D. Elden Beck (April 11, 1906 - August 9, 1967) was a professor of zoology and entomology at Brigham Young University (BYU). Beck served as the chair beginning in 1962. Before his time at BYU, he served as the head of the Biology Department at Dixie Junior College. He served in the United States Army Medical Department from 1943 to 1945. Beck also helped develop mosquito control programs in Utah County and with the World Health Organization. His research led to the discovery of a new genus and five new species, along with multiple photographs in magazines and multiple collections in museums. In his personal life, he married Florence Robinson in 1933 and had four children. Beck died on August 9, 1967, at the age of 61.

==Early life==
D. Elden Beck was born in Spanish Fork, Utah, on April 11, 1906, to Mitchell Robertson Beck and Ruth Eleanor Davis. Beck was a member of the Church of Jesus Christ of Latter-day Saints (LDS Church). He was baptized in 1914. In 1914, his family moved to McGill, Nevada. Beck first attended school there, and enjoyed playing pranks, camping, and collecting insects, rocks, plants and animals. In 1921, he and his family moved to Lava Hot Springs, Idaho, where Beck graduated from high school in 1925.

==Education==
Beck attended Brigham Young University (BYU) in Provo, Utah, and studied zoology and entomology. While he was at BYU, Beck lived with his grandmother in Spanish Fork and commuted each day. He also enlisted in the Medical Corps of the National Guard, and served for three years. Beck was selected to participate in a biology field expedition in 1928 where he spent six weeks surveying land in Idaho and Utah. During his senior year at BYU, he was a laboratory instructor in general zoology. He graduated from BYU in 1929 with his bachelor's degree, and in 1930 with a master's degree. Beck then got his Ph.D. from Iowa State College in 1933. On May 31, 1933, he married Florence Robinson in the Salt Lake Temple. The couple had four children.

==Career==
Beck was made the head of the Biology Department at Dixie Junior College in St. George, Utah, after his graduation in 1933. He stayed at Dixie College until 1938 when he went to teach at BYU in the Zoology and Entomology Department, of which he became chair in 1962.
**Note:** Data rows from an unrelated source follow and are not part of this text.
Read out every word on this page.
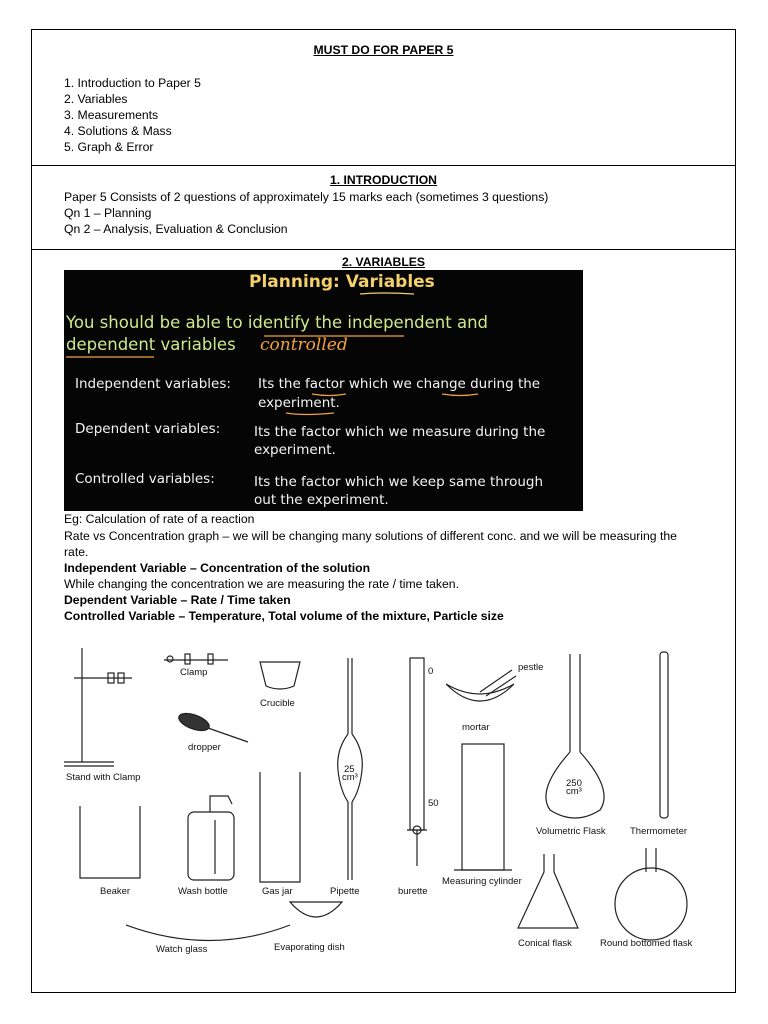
MUST DO FOR PAPER 5
1. Introduction to Paper 5
2. Variables
3. Measurements
4. Solutions & Mass
5. Graph & Error
1. INTRODUCTION
Paper 5 Consists of 2 questions of approximately 15 marks each (sometimes 3 questions)
Qn 1 – Planning
Qn 2 – Analysis, Evaluation & Conclusion
2. VARIABLES
Planning: Variables
You should be able to identify the independent and
dependent variables controlled
Independent variables: Its the factor which we change during the
experiment.
Dependent variables:	Its the factor which we measure during the
experiment.
Controlled variables:	Its the factor which we keep same through
out the experiment.
Eg: Calculation of rate of a reaction
Rate vs Concentration graph – we will be changing many solutions of different conc. and we will be measuring the
rate.
Independent Variable – Concentration of the solution
While changing the concentration we are measuring the rate / time taken.
Dependent Variable – Rate / Time taken
Controlled Variable – Temperature, Total volume of the mixture, Particle size
Stand with Clamp
Clamp
Crucible
dropper
Beaker	Wash bottle	Gas jar
25
cm³
Pipette
Watch glass	Evaporating dish
0
50
burette
pestle
mortar
Measuring cylinder
250
cm³
Volumetric Flask	Thermometer
Conical flask	Round bottomed flask
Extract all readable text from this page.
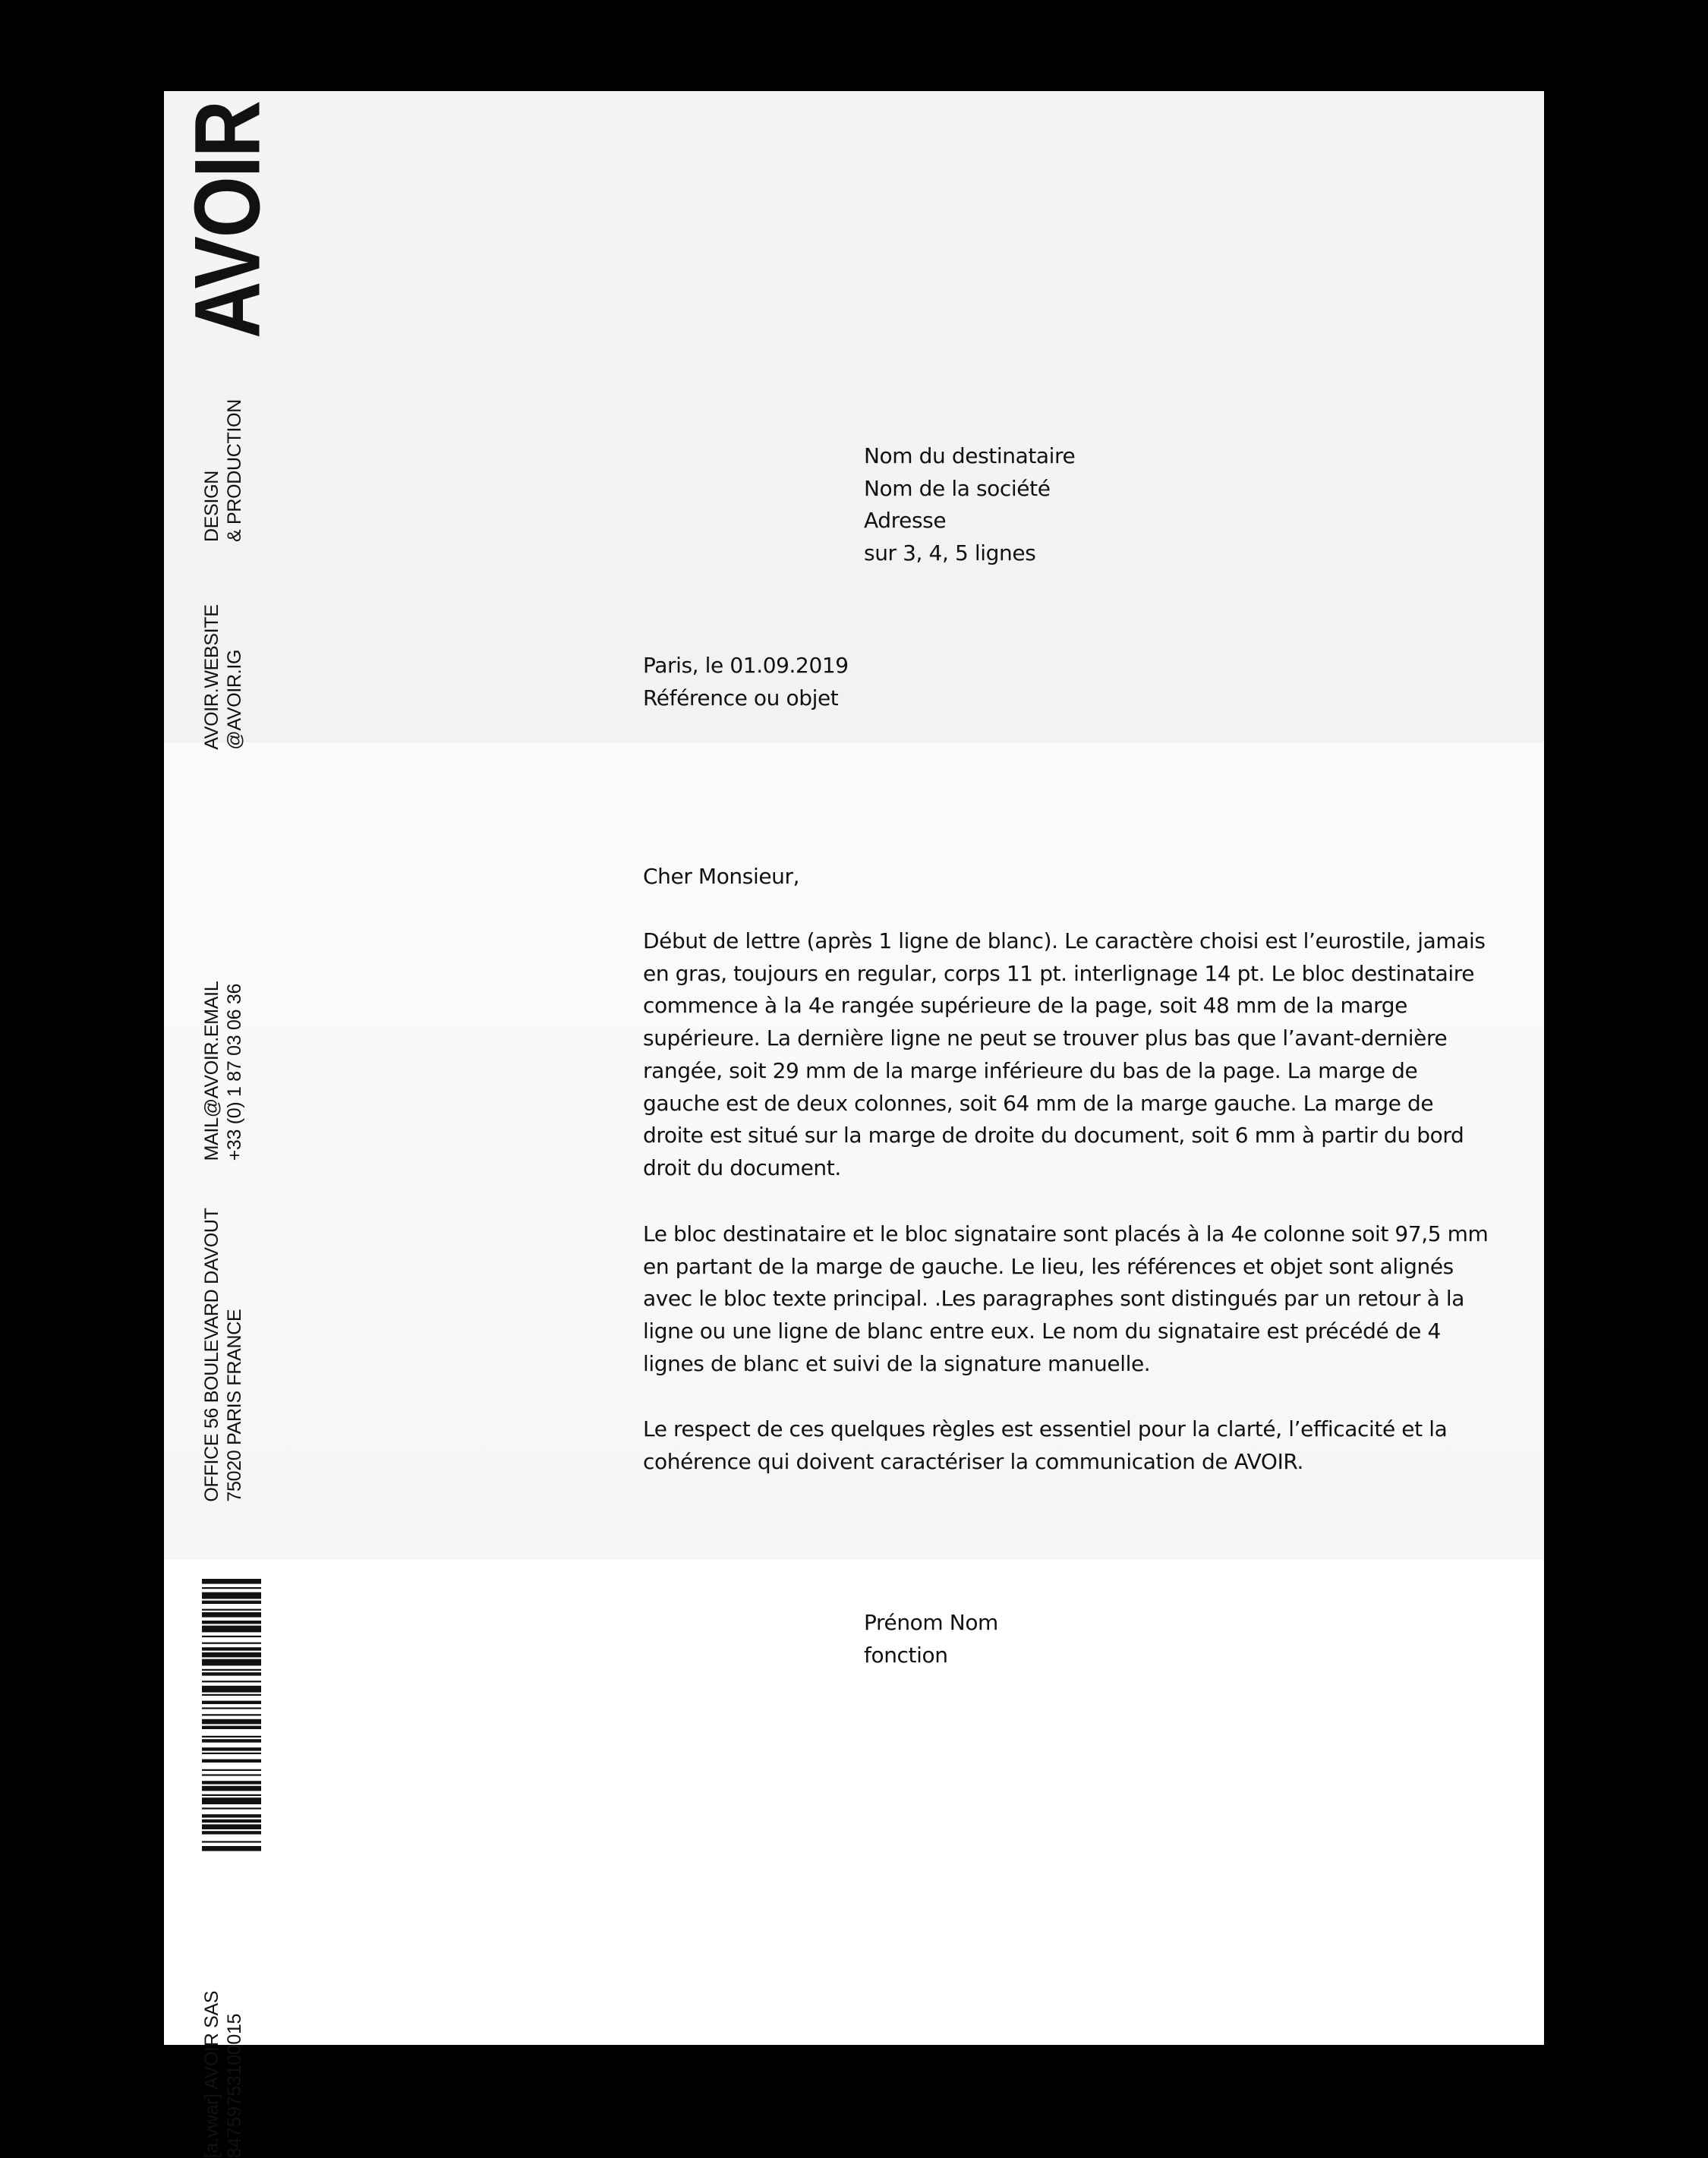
AVOIR
DESIGN & PRODUCTION
AVOIR.WEBSITE @AVOIR.IG
MAIL@AVOIR.EMAIL +33 (0) 1 87 03 06 36
OFFICE 56 BOULEVARD DAVOUT 75020 PARIS FRANCE
[a.vwar] AVOIR SAS 84759753100015
Nom du destinataire
Nom de la société
Adresse
sur 3, 4, 5 lignes
Paris, le 01.09.2019
Référence ou objet
Cher Monsieur,
Début de lettre (après 1 ligne de blanc). Le caractère choisi est l’eurostile, jamais
en gras, toujours en regular, corps 11 pt. interlignage 14 pt. Le bloc destinataire
commence à la 4e rangée supérieure de la page, soit 48 mm de la marge
supérieure. La dernière ligne ne peut se trouver plus bas que l’avant-dernière
rangée, soit 29 mm de la marge inférieure du bas de la page. La marge de
gauche est de deux colonnes, soit 64 mm de la marge gauche. La marge de
droite est situé sur la marge de droite du document, soit 6 mm à partir du bord
droit du document.
Le bloc destinataire et le bloc signataire sont placés à la 4e colonne soit 97,5 mm
en partant de la marge de gauche. Le lieu, les références et objet sont alignés
avec le bloc texte principal. .Les paragraphes sont distingués par un retour à la
ligne ou une ligne de blanc entre eux. Le nom du signataire est précédé de 4
lignes de blanc et suivi de la signature manuelle.
Le respect de ces quelques règles est essentiel pour la clarté, l’efficacité et la
cohérence qui doivent caractériser la communication de AVOIR.
Prénom Nom
fonction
Beck served in the Medical Entomological Service of the United States Army Medical Department from 1943 to 1945. While stationed in Guadalcanal, Beck collected insects and reptiles which were sent back to BYU. This collection included over 16,000 insect specimens. He was promoted to captain in 1945. He was honorably discharged in October 1945.

After his service, Beck returned to BYU. He studied mosquito abatement and the effects of atom bombs on wildlife. With his research, he helped develop a mosquito control program for Utah County. Beck left BYU on sabbatical to do research at the American Museum of Natural History in New York City and at Lake Placid, Florida. Beck's research resulted in a new genus and five new species. His research included many photographs of plants and animals that were published in various magazines.

He served as an adviser of the World Health Organization on malaria and mosquito control from 1956 to 1958, working closely with the Chinese government. Beck also spent two years working with the Taiwan Provincial Malaria Research Institute. Beck had a collection of earthworms that he began in 1948. This collection was sent to the American Museum of Natural History.

==Other contributions==
Beck was an active member of the LDS Church. He served as the superintendent of the local Sunday School and held the office of high priest.

Beck served as the president of the Provo Junior Chamber of Commerce. He was also the editor of the Provo, Utah, "Centennial Souvenir 1849-1949".

Beck died on August 9, 1967, in Provo, Utah.